Even if renewables were wholly competitive with traditional generating technologies, existing regulatory barriers would still prevent them coming to the market, warned Catherine Mitchell of Warwick Business School. "The single energy market in theory promotes competition, but it really promotes competition only down to the divide between transmission and distribution -- it rarely gets down to distribution." In the UK, distribution network operators (DNOs) have no price incentives to connect "embedded" -- or distributed -- generators to the grid. Quite the opposite, she says. It is against their economic interests. "The system is positively supportive of centralised power and discriminates against embedded generation," she says. "Unless we have full competition the whole way through, embedded generators won't stand a chance of making it into the market." If renewable energy targets are to be met, it must be competitively, in the least-cost way with regulatory barriers gone. "What you want is for DNOs to want the services that embedded generation can provide because that will bring the overall costs of the system down and make it much easier for renewables."
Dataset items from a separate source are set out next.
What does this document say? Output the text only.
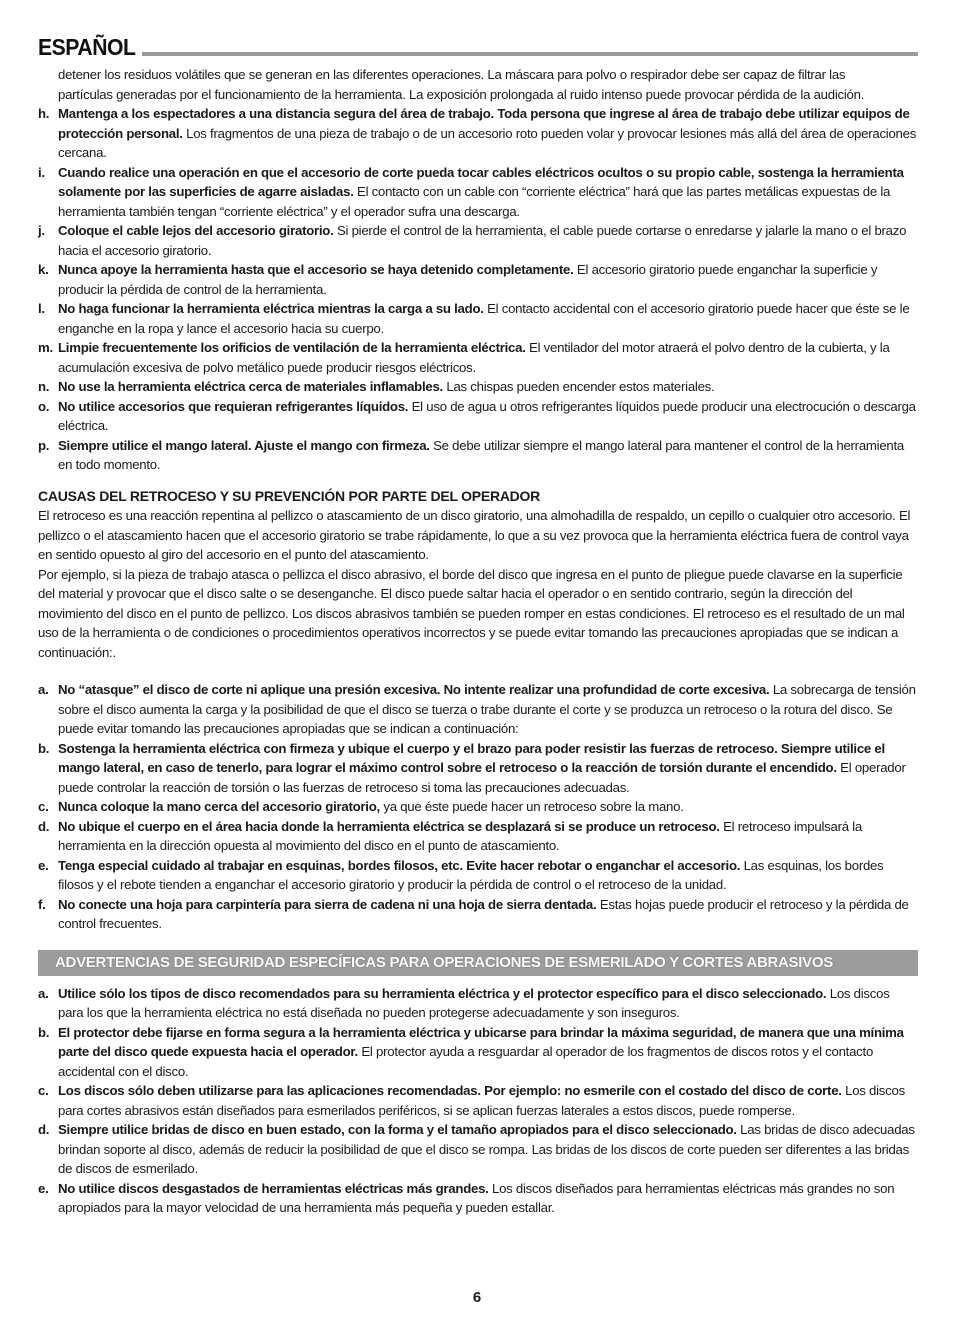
ESPAÑOL

detener los residuos volátiles que se generan en las diferentes operaciones. La máscara para polvo o respirador debe ser capaz de filtrar las

partículas generadas por el funcionamiento de la herramienta. La exposición prolongada al ruido intenso puede provocar pérdida de la audición.

h. Mantenga a los espectadores a una distancia segura del área de trabajo. Toda persona que ingrese al área de trabajo debe utilizar equipos de protección personal. Los fragmentos de una pieza de trabajo o de un accesorio roto pueden volar y provocar lesiones más allá del área de operaciones cercana.

i. Cuando realice una operación en que el accesorio de corte pueda tocar cables eléctricos ocultos o su propio cable, sostenga la herramienta solamente por las superficies de agarre aisladas. El contacto con un cable con “corriente eléctrica” hará que las partes metálicas expuestas de la herramienta también tengan “corriente eléctrica” y el operador sufra una descarga.

j. Coloque el cable lejos del accesorio giratorio. Si pierde el control de la herramienta, el cable puede cortarse o enredarse y jalarle la mano o el brazo hacia el accesorio giratorio.

k. Nunca apoye la herramienta hasta que el accesorio se haya detenido completamente. El accesorio giratorio puede enganchar la superficie y producir la pérdida de control de la herramienta.

l. No haga funcionar la herramienta eléctrica mientras la carga a su lado. El contacto accidental con el accesorio giratorio puede hacer que éste se le enganche en la ropa y lance el accesorio hacia su cuerpo.

m. Limpie frecuentemente los orificios de ventilación de la herramienta eléctrica. El ventilador del motor atraerá el polvo dentro de la cubierta, y la acumulación excesiva de polvo metálico puede producir riesgos eléctricos.

n. No use la herramienta eléctrica cerca de materiales inflamables. Las chispas pueden encender estos materiales.

o. No utilice accesorios que requieran refrigerantes líquidos. El uso de agua u otros refrigerantes líquidos puede producir una electrocución o descarga eléctrica.

p. Siempre utilice el mango lateral. Ajuste el mango con firmeza. Se debe utilizar siempre el mango lateral para mantener el control de la herramienta en todo momento.

CAUSAS DEL RETROCESO Y SU PREVENCIÓN POR PARTE DEL OPERADOR

El retroceso es una reacción repentina al pellizco o atascamiento de un disco giratorio, una almohadilla de respaldo, un cepillo o cualquier otro accesorio. El pellizco o el atascamiento hacen que el accesorio giratorio se trabe rápidamente, lo que a su vez provoca que la herramienta eléctrica fuera de control vaya en sentido opuesto al giro del accesorio en el punto del atascamiento.

Por ejemplo, si la pieza de trabajo atasca o pellizca el disco abrasivo, el borde del disco que ingresa en el punto de pliegue puede clavarse en la superficie del material y provocar que el disco salte o se desenganche. El disco puede saltar hacia el operador o en sentido contrario, según la dirección del movimiento del disco en el punto de pellizco. Los discos abrasivos también se pueden romper en estas condiciones. El retroceso es el resultado de un mal uso de la herramienta o de condiciones o procedimientos operativos incorrectos y se puede evitar tomando las precauciones apropiadas que se indican a continuación:.

a. No “atasque” el disco de corte ni aplique una presión excesiva. No intente realizar una profundidad de corte excesiva. La sobrecarga de tensión sobre el disco aumenta la carga y la posibilidad de que el disco se tuerza o trabe durante el corte y se produzca un retroceso o la rotura del disco. Se puede evitar tomando las precauciones apropiadas que se indican a continuación:

b. Sostenga la herramienta eléctrica con firmeza y ubique el cuerpo y el brazo para poder resistir las fuerzas de retroceso. Siempre utilice el mango lateral, en caso de tenerlo, para lograr el máximo control sobre el retroceso o la reacción de torsión durante el encendido. El operador puede controlar la reacción de torsión o las fuerzas de retroceso si toma las precauciones adecuadas.

c. Nunca coloque la mano cerca del accesorio giratorio, ya que éste puede hacer un retroceso sobre la mano.

d. No ubique el cuerpo en el área hacia donde la herramienta eléctrica se desplazará si se produce un retroceso. El retroceso impulsará la herramienta en la dirección opuesta al movimiento del disco en el punto de atascamiento.

e. Tenga especial cuidado al trabajar en esquinas, bordes filosos, etc. Evite hacer rebotar o enganchar el accesorio. Las esquinas, los bordes filosos y el rebote tienden a enganchar el accesorio giratorio y producir la pérdida de control o el retroceso de la unidad.

f. No conecte una hoja para carpintería para sierra de cadena ni una hoja de sierra dentada. Estas hojas puede producir el retroceso y la pérdida de control frecuentes.

ADVERTENCIAS DE SEGURIDAD ESPECÍFICAS PARA OPERACIONES DE ESMERILADO Y CORTES ABRASIVOS

a. Utilice sólo los tipos de disco recomendados para su herramienta eléctrica y el protector específico para el disco seleccionado. Los discos para los que la herramienta eléctrica no está diseñada no pueden protegerse adecuadamente y son inseguros.

b. El protector debe fijarse en forma segura a la herramienta eléctrica y ubicarse para brindar la máxima seguridad, de manera que una mínima parte del disco quede expuesta hacia el operador. El protector ayuda a resguardar al operador de los fragmentos de discos rotos y el contacto accidental con el disco.

c. Los discos sólo deben utilizarse para las aplicaciones recomendadas. Por ejemplo: no esmerile con el costado del disco de corte. Los discos para cortes abrasivos están diseñados para esmerilados periféricos, si se aplican fuerzas laterales a estos discos, puede romperse.

d. Siempre utilice bridas de disco en buen estado, con la forma y el tamaño apropiados para el disco seleccionado. Las bridas de disco adecuadas brindan soporte al disco, además de reducir la posibilidad de que el disco se rompa. Las bridas de los discos de corte pueden ser diferentes a las bridas de discos de esmerilado.

e. No utilice discos desgastados de herramientas eléctricas más grandes. Los discos diseñados para herramientas eléctricas más grandes no son apropiados para la mayor velocidad de una herramienta más pequeña y pueden estallar.

6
From Fortisbank, Gary Griffiths observed that there were not many bankers at the conference. He added that there were not that many banks in renewable energy financing, which was reflected by the lack, so far, of sufficient finance for renewable energy projects. "What we are trying to do is develop that market, create that liquidity to enable financings to go forward." He pointed out that banks' acceptance of risk varies in different countries and markets. But they are all very conscious of technology risk. If wind projects do not perform to budget, it is always the fault of poor turbines rather than poor wind. "There are too many prototypes," he said.
On the other hand, project innovation -- taking a tried and tested technology onto another plane -- is the best way of capturing wealth and enhancing bankability, advised Jonathan Johns from Ernst & Young. He claimed that new models were being developed to manage risk involving inflation, hedging, cross-border arbitrage and green credit trading. "Risk is becoming an opportunity, not just a threat," he said.
"But it is not just about risk, it is also about size," maintained Luuk Veenstra of NIB Capital Bank in London. He emphasised the importance of "creating size" to attract finance. Usually banks are not interested in projects of less than EUR 50 million. Developers can overcome this by packaging their project with several other small projects, or join up with another developer in a joint venture, he said.
Big players needed
Integral to the future of renewables is the involvement of larger players, said some speakers. Böger noted that established power companies were almost totally missing from the business of renewable energy development. They are needed to achieve the successive substitution of old fossil fuel plants with renewables, he said.
One such company, Shell, has channelled a very small percentage of its total investment into renewables, conceded de Segundo. But she explained that Shell Renewables is at an experimental stage of trying out business models. "If we want to have a real impact, we are going to have to find ways of multiplying a successful model." De Segundo foresees future markets being consumer led rather than technocrat driven. Sustainable energy companies will have to focus increasingly on the customer who will be better informed and have more power and voice than ever before, she said.